The Written City ~ Politics and the production of space. Artists: Marjetica Potrč, Rana Hamadeh (DAI, 2009), Lawrence Abu Hamdan a.o. This exhibition is part of the 2015 Bruges Triennial of Contemporary Art and Architecture.

| tag: Bruges

Image: Raeda Saadeh, Moving, 2012. Courtesy Raeda Saadeh & Rose Issa Projects. 

19 April–21 June 2015
Organizer: Bruges Cultural Centre

Curators: Michel Dewilde and Lutz Becker.

Halles, Markt 3
8000 Bruges
Belgium
www.ccbrugge.be

 

Selected artists:
Ayman Baalbaki, Lutz Becker, Joseph Beuys, Ali Cherri, Tom Dale, Wim Delvoye, Rana Hamadeh, Lawrence Abu Hamdan, Hazem Harb, Loek Grootjans, Société Réaliste, Ragip Basmazölmez, Dominic MC Gill, Emilio Lopez-Menchero, Nils Norman, Amina Menia, Marjetica Potrč, Stefano Lupitani, William Pope L., Wesley Meuris, Mir-Hossein Mousavi, Vladimir Tatlin, Raeda Saadeh, Tala Vahabzadeh and Walid Siti


The Written City exhibition looks at the spatial organization of city and state as a product of often conflicting political intentions. The exhibition analyzes the relationships between several political discourses and their design, interpretation and control of the urban and national space.
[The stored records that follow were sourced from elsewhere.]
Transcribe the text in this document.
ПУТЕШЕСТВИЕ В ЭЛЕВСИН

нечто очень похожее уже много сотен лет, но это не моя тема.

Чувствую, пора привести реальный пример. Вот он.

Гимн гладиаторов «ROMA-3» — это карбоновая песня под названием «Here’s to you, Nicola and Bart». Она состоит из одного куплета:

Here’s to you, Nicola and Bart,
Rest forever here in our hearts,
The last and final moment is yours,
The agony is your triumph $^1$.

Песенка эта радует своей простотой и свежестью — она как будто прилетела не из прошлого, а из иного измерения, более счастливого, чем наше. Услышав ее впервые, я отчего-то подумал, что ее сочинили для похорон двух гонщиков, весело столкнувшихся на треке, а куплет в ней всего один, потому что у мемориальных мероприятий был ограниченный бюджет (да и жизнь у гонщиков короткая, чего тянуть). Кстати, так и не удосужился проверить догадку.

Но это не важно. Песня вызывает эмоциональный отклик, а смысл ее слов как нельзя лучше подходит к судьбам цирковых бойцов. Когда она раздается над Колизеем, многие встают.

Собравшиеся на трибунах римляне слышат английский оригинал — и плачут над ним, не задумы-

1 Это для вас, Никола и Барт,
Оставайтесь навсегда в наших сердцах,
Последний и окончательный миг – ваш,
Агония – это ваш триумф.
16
The Written City brings together contrasting perspectives of the construction, the use, the representations and the questioning or disputing of the political production of space.

The development of urban and national space often presupposes forms of physical or symbolic inclusion and exclusion. In that respect the exhibition deals with a number of spatial metaphors such as barricades, boundaries and fences or so-called “gated communities,” and at the same time the destruction or penetration of these types of partition.

The exhibition is divided into three parts:

The first part deals with political speeches. Among other things, it covers the spatial metaphors used in speeches and in their interpretation by the media, at political meetings or during elections. Special attention is paid to the architecture of the address and artists’ analyses of it.

The second part looks at the consequences of the political speech on the ground, i.e. the spatial embodiment in an area, the effects of the spatial layout on the social process, the production and role of symbols, etc. At the same time the exhibition presents work by artists who resist those spatial and symbolic constructions.

The third part approaches the subject from a wider historical perspective, bringing together artworks and documentary material relating to a number of noteworthy political events which are concerned with, for example, forms of occupation or the division and layout of cities and states.